There are benefits to negotiating; one of those is the possibility of receiving a significant amount of money from the federal government to improve the FIIP.

During the question and answer period, an audience member asked Lobel if each generation on a family-owned property has to refile on water rights. The answer was not if the original claim had been filed before April 30, 1982. 

Lobel was also asked if the state would defend an individual’s water rights against the tribes’. 

“I don’t know,” Lobel said, “if the state would provide money for state-based water rights.”

Another person asked if something comes before the water court, does that cost somebody money? 

Lobel answered that it costs the taxpayers. The litigants don’t have to file a fee nor do they need an attorney, but it takes time and money to defend yourself.

A question was also asked who has to quantify their water needs. 

Everybody in Montana, Lobel said.

Although Lobel said he had never dealt with a Walton right during his time on the bench, he said it was his understanding that if a water user purchases land from a tribal member, it comes out of trust first. Then if there is water being used on that piece of property, there is sometimes a Walton right attached to it. 

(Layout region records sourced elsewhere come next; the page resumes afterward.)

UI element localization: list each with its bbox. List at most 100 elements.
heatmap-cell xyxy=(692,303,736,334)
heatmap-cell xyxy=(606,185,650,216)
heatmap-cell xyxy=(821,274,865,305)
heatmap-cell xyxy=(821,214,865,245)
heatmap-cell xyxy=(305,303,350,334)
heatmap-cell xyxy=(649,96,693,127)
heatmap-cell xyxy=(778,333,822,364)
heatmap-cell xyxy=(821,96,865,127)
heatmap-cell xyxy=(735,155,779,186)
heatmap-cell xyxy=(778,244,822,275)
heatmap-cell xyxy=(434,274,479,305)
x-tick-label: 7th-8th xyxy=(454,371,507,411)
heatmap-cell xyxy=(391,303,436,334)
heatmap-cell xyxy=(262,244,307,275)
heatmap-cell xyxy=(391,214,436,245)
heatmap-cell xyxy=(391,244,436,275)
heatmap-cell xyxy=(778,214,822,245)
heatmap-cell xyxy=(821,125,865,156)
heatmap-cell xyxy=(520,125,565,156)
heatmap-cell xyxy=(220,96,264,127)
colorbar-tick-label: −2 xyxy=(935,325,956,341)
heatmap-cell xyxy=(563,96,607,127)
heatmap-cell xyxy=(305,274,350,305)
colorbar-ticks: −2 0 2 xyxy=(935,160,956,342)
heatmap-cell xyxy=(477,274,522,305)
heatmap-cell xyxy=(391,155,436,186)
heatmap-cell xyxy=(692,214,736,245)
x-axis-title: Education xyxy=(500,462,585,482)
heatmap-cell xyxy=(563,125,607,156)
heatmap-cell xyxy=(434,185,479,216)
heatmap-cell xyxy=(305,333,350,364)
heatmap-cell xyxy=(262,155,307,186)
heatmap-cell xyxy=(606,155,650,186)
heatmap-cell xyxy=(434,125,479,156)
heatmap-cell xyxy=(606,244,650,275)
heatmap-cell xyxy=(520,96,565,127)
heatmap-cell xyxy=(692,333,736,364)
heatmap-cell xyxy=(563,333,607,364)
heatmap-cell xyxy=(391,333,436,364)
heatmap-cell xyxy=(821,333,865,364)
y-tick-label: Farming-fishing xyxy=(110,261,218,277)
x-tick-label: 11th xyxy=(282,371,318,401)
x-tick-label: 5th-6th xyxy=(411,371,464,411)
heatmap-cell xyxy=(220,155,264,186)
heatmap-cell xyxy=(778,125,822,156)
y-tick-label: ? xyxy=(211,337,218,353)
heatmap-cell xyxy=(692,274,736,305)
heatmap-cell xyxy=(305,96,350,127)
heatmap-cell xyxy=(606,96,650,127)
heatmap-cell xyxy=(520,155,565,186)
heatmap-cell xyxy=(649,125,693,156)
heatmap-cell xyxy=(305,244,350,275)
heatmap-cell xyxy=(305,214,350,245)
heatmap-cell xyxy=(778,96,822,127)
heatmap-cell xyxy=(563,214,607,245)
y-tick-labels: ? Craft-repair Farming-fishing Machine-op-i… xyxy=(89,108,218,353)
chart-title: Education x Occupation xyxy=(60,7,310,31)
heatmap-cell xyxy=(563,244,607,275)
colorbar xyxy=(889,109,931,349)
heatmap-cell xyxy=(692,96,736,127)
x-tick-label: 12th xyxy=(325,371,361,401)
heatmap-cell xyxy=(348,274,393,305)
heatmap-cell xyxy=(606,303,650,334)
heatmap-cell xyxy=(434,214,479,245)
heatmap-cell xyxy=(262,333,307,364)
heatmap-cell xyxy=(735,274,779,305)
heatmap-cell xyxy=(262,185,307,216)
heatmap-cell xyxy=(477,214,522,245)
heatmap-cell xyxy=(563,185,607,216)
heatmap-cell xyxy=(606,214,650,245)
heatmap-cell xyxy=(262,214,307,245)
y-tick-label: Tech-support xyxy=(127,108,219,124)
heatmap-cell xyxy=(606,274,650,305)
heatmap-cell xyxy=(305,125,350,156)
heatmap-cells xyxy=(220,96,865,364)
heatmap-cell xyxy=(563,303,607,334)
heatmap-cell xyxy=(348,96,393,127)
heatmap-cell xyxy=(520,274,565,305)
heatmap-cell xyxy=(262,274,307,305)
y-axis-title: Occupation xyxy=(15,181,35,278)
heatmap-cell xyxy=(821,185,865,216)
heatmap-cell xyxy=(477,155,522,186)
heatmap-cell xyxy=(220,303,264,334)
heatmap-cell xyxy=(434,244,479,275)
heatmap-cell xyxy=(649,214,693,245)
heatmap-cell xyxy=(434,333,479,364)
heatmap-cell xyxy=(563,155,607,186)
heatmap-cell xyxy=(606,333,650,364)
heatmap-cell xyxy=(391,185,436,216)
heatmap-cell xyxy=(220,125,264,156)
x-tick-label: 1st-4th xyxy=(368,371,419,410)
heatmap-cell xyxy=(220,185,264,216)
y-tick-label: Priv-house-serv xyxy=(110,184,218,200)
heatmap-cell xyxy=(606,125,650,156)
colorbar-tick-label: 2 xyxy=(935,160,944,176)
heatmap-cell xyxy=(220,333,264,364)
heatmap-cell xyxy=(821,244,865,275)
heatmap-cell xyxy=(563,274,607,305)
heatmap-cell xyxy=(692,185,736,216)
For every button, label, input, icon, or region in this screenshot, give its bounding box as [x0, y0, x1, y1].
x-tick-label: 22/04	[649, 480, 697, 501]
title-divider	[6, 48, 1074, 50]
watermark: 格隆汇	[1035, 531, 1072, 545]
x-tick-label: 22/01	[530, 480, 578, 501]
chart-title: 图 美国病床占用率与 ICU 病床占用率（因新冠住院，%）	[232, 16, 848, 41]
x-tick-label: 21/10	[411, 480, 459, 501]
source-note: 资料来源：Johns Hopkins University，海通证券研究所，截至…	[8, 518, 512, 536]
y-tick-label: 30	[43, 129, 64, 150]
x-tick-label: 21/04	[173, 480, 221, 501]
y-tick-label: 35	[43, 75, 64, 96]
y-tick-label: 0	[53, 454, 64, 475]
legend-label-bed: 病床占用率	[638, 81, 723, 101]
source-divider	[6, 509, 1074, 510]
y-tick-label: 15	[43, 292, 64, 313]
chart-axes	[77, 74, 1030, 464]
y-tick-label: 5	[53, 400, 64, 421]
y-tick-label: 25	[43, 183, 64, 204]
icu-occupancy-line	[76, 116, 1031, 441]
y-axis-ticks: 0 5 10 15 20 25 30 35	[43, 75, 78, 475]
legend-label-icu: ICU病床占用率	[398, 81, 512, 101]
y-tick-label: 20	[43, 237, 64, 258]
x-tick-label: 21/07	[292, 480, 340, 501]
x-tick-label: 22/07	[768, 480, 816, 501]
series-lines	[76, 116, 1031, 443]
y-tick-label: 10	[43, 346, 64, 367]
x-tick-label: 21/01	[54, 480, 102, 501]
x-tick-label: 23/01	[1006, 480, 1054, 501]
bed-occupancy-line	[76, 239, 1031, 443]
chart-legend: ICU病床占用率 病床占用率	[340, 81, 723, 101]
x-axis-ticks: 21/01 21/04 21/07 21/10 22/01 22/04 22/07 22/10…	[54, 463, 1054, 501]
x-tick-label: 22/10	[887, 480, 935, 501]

An audience member asked if adjudications typically address the water management. 

Other compacts Lobel has worked with have a clause that the tribe will distribute the state-based water rights.

The proposed CSKT water compact has a unitary management board, comprising two CSKT appointees, two state appointees and one federal appointee.

“My hope is that the decision makers and the public will use the next 12 months to review the compact, to hold educational public meetings and to consider whether modifications might be helpful,” Lobel said. “Get together and talk about it, not angrily. There’s still time, just because the compact didn’t make it through the last legislature.”